Dann gibt es das Selbstopfer zur Nahrung (an Tiere und Menschen) oder aus medizinischen Gründen, so sollen Mönche in Zentralasien ihre Augen geopfert haben um Augenkrankheiten zu heilen oder sich menschenfressenden Tieren geopfert haben, um diese zu Läutern.
Diese Art der Opfer sollte die „Vollkommenheit der Duldsamkeit“ und die „Vollkommenheit der Entschlossenheit“ darstellen.
Auf der politischen Seite geht es auch schon früh los, Daoxuan berichtet in seinen Schriften unter „Verteidiger des Dharma“ von den Mönchen die für die Drei Kostbarkeiten ihr Leben gaben, z.B. durch Hungerstreik mit anschließender Hinrichtung unter Kaiser Wu (561-578). Auch finden sich buddhistisch Erzählte Geschichten, die aber vorbuddhistischen Zhiguai (seltsame Literatur) verdächtig ähnlich sind, z.B. von einem Mönch namens Jing’ai der sich Stück für Stück zerschnitt, mit folgender Begründung:
„I have given up the bodily life for three reasons. First, I see the many misfortunes of the body. Second, I am unable to protect the Dharma. Third, I desire soon to see the Buddha and to be together with the ancient Sages.“ (RHMC).
Nachdem die Patronage unter den Toba-Wei im 6. Jh. verloren ging, bürgerten sich sehr viele politische Selbstverbrennungen ein, die versuchten die kosmische Ordnung wiederherzustellen. Das Opfer des Körpers galt als Opfter für den größeren Körper des Sangha.
Es ist zu beachten, dass das Märtyrertum, wenn man es so nennen will, in mittleren und niederen Schichten des Buddhismus eine größere Rolle gespielt zu haben scheint. Umso weniger die Sutren unter den Anhängern bekannt sind, umso mehr Hagiographien von berühmten Mönchen und Laien werden erzählt (zumindest im ostasiatischen Bereich).
In moderneren Zeiten waren die politischen Selbstverbrennungen der Mönche in Vietnam (1960er) sehr berühmt, die in Tibet gegen die chinesische Herrschaft (1998) und die der Koreaner bei der Polizeiintervention gegen den Chogye Orden.
Zwischen 1940 und 1970 verdreifachte sich die Selbstmordrate in Sri Lanka, darunter auch Protestselbstmorde der Mönche, was sehr knifflig ist, da man sich in Sri Lanka an Oscotts buddhistischen „Kodex“ hält, der Selbstmord auch verbietet.

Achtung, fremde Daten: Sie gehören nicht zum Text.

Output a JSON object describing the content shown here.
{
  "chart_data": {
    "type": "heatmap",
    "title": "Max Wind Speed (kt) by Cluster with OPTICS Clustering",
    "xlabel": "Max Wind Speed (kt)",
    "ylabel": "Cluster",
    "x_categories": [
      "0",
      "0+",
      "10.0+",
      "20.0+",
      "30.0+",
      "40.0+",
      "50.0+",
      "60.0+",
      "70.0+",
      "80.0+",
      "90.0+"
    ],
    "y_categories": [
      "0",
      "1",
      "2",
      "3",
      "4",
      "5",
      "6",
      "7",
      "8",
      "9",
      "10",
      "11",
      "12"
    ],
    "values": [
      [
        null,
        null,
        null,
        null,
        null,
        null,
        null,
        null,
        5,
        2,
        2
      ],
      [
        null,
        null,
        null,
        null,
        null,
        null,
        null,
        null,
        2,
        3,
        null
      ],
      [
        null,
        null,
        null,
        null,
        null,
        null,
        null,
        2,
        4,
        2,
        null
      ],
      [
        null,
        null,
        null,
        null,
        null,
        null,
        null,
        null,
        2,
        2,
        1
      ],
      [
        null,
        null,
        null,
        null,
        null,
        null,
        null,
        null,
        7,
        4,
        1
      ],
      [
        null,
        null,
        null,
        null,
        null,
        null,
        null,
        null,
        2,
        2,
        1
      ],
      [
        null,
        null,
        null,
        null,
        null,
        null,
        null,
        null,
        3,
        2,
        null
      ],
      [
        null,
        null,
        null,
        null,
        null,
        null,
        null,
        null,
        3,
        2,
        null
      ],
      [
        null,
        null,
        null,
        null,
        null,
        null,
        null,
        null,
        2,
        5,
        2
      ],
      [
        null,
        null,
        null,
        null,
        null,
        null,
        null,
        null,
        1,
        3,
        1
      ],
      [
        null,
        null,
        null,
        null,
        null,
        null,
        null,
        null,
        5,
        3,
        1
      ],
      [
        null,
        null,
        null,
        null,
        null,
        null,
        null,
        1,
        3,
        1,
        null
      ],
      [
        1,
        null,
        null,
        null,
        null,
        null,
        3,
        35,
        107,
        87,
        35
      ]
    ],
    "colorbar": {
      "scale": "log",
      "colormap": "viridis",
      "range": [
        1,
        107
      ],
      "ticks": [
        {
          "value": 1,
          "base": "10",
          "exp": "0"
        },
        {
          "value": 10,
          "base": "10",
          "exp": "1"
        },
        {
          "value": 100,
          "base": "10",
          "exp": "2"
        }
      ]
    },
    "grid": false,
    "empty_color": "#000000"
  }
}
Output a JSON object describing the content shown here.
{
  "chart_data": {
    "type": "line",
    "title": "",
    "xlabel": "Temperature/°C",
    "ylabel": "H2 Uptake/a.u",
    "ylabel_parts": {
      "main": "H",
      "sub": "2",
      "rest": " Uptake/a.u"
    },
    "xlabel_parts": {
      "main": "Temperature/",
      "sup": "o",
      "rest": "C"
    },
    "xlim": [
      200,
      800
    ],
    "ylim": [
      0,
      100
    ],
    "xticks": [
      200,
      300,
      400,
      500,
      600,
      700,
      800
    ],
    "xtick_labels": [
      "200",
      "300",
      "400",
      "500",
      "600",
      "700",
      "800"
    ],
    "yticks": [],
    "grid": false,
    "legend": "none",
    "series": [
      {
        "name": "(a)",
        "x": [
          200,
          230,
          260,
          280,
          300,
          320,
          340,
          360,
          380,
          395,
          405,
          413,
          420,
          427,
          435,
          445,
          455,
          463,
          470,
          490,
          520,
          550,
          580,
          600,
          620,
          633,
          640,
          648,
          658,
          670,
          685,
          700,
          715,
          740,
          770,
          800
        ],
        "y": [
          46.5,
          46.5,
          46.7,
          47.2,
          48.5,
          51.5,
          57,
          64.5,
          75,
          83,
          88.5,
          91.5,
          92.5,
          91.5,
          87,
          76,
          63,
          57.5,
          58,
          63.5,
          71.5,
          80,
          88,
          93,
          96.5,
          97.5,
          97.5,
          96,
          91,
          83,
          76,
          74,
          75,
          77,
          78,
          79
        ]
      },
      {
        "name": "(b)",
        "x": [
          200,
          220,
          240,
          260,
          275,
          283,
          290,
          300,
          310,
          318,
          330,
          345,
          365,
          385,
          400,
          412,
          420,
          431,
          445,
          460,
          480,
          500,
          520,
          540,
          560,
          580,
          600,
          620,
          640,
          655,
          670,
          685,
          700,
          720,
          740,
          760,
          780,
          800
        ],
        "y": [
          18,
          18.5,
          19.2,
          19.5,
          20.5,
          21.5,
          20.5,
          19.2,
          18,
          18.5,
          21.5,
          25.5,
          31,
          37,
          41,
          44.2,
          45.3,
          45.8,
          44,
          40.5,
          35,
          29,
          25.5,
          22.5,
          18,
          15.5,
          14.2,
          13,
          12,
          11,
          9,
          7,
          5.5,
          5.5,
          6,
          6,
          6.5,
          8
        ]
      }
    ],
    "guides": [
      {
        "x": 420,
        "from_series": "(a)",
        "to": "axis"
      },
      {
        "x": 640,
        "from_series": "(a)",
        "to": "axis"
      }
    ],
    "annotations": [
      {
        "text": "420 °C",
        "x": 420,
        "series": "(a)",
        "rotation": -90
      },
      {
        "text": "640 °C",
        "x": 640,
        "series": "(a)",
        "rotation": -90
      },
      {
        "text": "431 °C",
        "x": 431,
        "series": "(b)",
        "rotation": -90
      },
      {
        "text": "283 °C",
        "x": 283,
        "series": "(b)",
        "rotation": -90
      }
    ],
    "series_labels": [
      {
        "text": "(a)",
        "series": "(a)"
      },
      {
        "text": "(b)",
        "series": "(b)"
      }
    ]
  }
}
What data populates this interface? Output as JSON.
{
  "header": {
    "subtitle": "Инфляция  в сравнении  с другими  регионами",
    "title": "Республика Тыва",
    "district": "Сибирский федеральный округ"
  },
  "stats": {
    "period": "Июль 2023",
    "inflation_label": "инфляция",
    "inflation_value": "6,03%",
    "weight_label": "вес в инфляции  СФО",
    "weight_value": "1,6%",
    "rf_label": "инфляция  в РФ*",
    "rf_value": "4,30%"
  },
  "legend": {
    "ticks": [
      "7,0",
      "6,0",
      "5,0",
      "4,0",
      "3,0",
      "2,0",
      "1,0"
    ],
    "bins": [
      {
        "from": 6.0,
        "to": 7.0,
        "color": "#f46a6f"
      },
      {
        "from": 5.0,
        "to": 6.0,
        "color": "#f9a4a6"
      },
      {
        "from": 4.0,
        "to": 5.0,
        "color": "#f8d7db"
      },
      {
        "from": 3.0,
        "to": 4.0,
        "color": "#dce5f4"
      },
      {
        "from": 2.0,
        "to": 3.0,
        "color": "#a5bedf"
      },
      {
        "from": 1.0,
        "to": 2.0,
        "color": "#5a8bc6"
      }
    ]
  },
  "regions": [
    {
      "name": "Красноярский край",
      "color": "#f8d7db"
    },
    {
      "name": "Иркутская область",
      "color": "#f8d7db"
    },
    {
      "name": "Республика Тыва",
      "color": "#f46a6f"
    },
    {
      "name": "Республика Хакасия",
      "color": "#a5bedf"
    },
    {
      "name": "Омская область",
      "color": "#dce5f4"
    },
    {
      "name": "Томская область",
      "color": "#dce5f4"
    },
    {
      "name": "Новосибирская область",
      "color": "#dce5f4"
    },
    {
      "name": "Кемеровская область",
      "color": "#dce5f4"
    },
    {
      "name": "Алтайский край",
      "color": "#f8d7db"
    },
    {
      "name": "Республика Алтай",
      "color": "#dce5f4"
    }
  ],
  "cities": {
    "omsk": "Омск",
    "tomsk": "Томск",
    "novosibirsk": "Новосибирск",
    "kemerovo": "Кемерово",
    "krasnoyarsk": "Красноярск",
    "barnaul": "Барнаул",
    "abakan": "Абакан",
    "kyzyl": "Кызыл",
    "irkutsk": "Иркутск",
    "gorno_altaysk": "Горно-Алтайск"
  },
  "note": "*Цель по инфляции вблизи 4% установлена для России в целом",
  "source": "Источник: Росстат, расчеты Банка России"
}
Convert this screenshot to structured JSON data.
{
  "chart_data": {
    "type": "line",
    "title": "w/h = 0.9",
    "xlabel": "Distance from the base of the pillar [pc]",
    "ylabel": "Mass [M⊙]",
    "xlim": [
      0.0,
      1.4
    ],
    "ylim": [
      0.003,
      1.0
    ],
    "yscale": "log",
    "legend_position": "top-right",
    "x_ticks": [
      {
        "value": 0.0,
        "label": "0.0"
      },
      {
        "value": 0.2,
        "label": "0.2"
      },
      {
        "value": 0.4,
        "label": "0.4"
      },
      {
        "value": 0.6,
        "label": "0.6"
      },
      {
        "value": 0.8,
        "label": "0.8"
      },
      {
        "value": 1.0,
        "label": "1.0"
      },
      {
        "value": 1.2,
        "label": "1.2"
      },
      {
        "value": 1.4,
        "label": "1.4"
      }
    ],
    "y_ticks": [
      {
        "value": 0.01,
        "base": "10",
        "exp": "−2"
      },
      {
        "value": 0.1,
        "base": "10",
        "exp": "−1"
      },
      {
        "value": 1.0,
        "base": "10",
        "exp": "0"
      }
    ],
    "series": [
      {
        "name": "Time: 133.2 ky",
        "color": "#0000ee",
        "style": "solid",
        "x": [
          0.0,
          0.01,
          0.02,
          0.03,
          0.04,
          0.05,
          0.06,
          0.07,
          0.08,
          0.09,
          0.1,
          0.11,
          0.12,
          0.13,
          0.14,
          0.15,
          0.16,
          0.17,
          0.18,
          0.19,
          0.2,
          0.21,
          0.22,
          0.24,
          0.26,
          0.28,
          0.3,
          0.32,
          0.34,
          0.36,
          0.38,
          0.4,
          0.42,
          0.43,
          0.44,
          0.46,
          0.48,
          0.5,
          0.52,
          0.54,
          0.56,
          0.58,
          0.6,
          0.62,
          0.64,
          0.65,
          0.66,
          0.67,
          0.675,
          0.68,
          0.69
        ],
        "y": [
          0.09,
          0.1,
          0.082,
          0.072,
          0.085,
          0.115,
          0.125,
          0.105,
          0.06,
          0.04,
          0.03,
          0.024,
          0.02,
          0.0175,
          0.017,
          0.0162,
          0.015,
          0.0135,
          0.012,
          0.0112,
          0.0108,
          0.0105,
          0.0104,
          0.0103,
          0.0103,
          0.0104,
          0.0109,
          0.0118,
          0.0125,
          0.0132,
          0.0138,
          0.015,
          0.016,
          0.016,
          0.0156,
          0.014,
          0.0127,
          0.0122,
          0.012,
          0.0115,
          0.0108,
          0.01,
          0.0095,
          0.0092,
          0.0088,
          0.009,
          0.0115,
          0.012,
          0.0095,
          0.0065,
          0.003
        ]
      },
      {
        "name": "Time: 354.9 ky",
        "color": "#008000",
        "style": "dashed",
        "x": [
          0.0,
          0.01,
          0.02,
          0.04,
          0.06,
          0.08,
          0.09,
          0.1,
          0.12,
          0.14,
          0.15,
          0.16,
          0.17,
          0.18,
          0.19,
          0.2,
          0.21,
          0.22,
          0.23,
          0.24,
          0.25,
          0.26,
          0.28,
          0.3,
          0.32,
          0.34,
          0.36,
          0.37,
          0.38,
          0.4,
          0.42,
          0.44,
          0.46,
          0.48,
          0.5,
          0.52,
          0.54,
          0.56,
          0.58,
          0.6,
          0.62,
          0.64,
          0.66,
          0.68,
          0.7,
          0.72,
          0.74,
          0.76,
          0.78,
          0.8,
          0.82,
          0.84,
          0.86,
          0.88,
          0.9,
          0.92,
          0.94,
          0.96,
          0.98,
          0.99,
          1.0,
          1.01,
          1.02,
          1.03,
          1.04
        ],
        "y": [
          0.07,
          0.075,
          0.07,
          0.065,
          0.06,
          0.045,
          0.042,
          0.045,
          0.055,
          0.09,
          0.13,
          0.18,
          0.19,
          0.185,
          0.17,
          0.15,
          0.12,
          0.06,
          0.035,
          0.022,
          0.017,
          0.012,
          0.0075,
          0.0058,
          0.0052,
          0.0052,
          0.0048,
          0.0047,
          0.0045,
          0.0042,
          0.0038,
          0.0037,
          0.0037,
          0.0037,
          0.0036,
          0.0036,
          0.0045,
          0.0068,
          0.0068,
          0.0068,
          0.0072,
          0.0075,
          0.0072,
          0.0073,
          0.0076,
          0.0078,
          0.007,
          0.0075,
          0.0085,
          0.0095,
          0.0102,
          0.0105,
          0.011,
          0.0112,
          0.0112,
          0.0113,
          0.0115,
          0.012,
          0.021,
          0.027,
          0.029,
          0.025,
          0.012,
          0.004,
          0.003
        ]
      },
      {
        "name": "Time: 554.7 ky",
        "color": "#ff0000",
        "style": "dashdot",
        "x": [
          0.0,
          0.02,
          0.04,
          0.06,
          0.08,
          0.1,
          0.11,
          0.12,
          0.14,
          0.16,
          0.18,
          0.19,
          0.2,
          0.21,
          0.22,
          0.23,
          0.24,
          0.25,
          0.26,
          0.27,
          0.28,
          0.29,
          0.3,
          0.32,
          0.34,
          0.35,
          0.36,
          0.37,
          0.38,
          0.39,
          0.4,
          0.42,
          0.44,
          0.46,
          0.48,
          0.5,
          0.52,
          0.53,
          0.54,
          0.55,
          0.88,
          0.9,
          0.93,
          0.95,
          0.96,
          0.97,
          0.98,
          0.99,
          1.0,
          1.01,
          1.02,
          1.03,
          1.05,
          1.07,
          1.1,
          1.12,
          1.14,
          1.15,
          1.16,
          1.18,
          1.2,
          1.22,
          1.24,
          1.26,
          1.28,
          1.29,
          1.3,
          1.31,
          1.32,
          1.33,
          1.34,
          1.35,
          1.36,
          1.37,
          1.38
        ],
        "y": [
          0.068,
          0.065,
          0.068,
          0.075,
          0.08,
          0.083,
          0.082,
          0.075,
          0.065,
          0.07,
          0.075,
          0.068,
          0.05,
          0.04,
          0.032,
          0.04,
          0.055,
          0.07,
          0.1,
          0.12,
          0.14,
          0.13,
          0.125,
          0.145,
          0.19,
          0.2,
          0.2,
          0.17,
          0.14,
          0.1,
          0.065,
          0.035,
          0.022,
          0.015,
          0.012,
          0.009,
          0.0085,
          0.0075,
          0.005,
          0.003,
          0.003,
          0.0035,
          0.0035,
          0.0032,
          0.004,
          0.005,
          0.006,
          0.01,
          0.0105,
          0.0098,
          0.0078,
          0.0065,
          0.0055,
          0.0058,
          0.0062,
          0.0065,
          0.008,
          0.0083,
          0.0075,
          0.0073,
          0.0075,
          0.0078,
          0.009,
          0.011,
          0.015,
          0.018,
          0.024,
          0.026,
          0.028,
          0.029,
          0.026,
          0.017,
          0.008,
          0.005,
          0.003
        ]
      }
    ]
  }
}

In Vietnam gab es vor den 1960ern kaum politisch motivierte Selbstverbrennungen und die wenigen die es gab waren sehr alte Mönche. In den 60ern verbrannten sich aber vor allem sehr junge Mönche, aber auch Laien. Selbstverbrennung wurde gewählt, weil man Hungerstreikt durch Staatskräfte unterbrechen kann. Den Selbstmorden wurde auch assistiert, was wiederum sehr knifflig ist… aber es wurde so argumentiert, dass der Buddha keine Gebote sprach, sondern nur Vorschläge, an die man sich nicht zwingend halten muss.
Und das alles jetzt erstmal für die, die willentlich ihren Körper aufgaben. In China, Korea, Vietnam (auch anderswo, aber hier kenne ich mich aus) gab es sehr viel Gewalt gegen Buddhisten bei der Unzählige starben. Allerdings muss man schon irgendwie im Leben signifikant gewesen sein, damit die Leute Geschichten erzählen und eine Hagiographie entsteht, die einen irgendwie als Märtyrer ins Bild setzt. Die meisten Menschen die dort starben wurden nicht als Opfer für den Glauben wahrgenommen, sie wurden schlicht ermordet.